Outgoing dependencies: are the other components within the system that an individual component requires in order to get its job done. The higher the number of outgoing dependencies, the more likely you still have some small monolithic piece in there, which will make it more difficult to modify your system.
External dependencies: these are similar to outgoing dependencies, except these are outside of your control. These are external systems like a payment provider, or some other third-party service that your system needs in order for your services to work.
If you don’t have visibility of your system in terms of all of the above, you won’t be able to accurately assess the number and types of dependencies for each component, and thus you’ll be unable to determine how safe it is to modify any given part of your system.
5. How resilient is your infrastructure to changed usage patterns?
Microservices architectures are designed to be scalable. Data captured through monitoring is essential to inform and automate decisions about how to scale services and to increase or decrease resource usage in response to changing usage patterns. However, in a microservices architecture, metric granularity can be a problem, when ideally you’d like finer grained metrics than might be being captured to understand how each individual service is doing.
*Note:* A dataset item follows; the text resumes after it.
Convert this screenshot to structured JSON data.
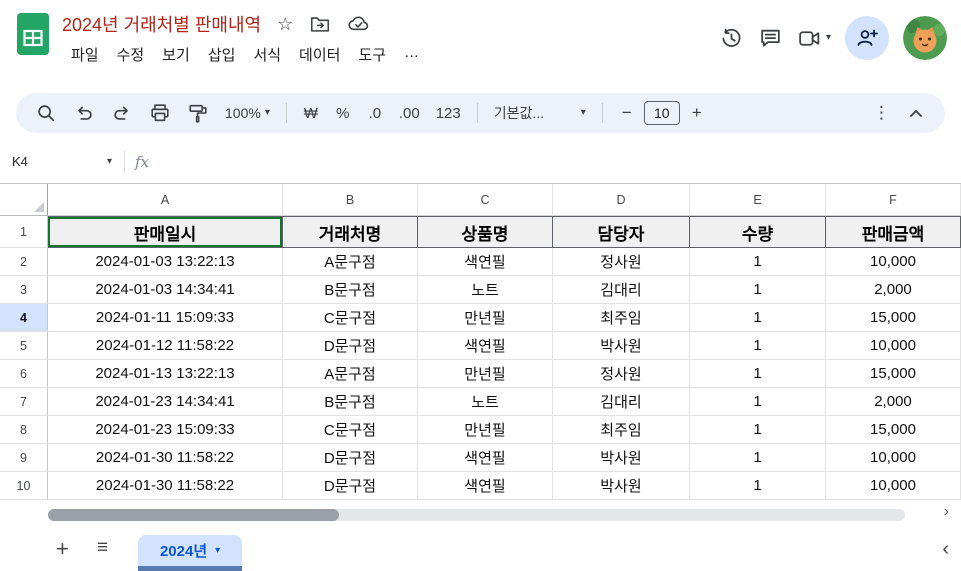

The key here is to relate the operating system metrics to the actual service metrics. If you increase the number of service calls by a factor of two or three, how much infrastructure do you really need, or how much effect does this have on CPU time? If your system monitoring is not well connected to your application model, it is hard to figure this out, especially if you have many microservices running on a machine.
Adopting a microservices architecture can be a complex process as you move from a monolithic application towards a system comprising many smaller loosely-coupled, asynchronous services, being worked on by smaller teams. However, despite the increasing complexity of your environment, you gain the advantages of being able to ship more rapidly, and to improve the quality of your system by moving towards a more scalable, resilient, and failsafe infrastructure. What we propose is a monitoring-first approach to adopting microservices in a high frequency deployment architecture. The more successful you are at breaking down your architecture into fine-grained components, the more quickly and effectively your teams can evolve and scale your application to meet changing requirements and usage patterns.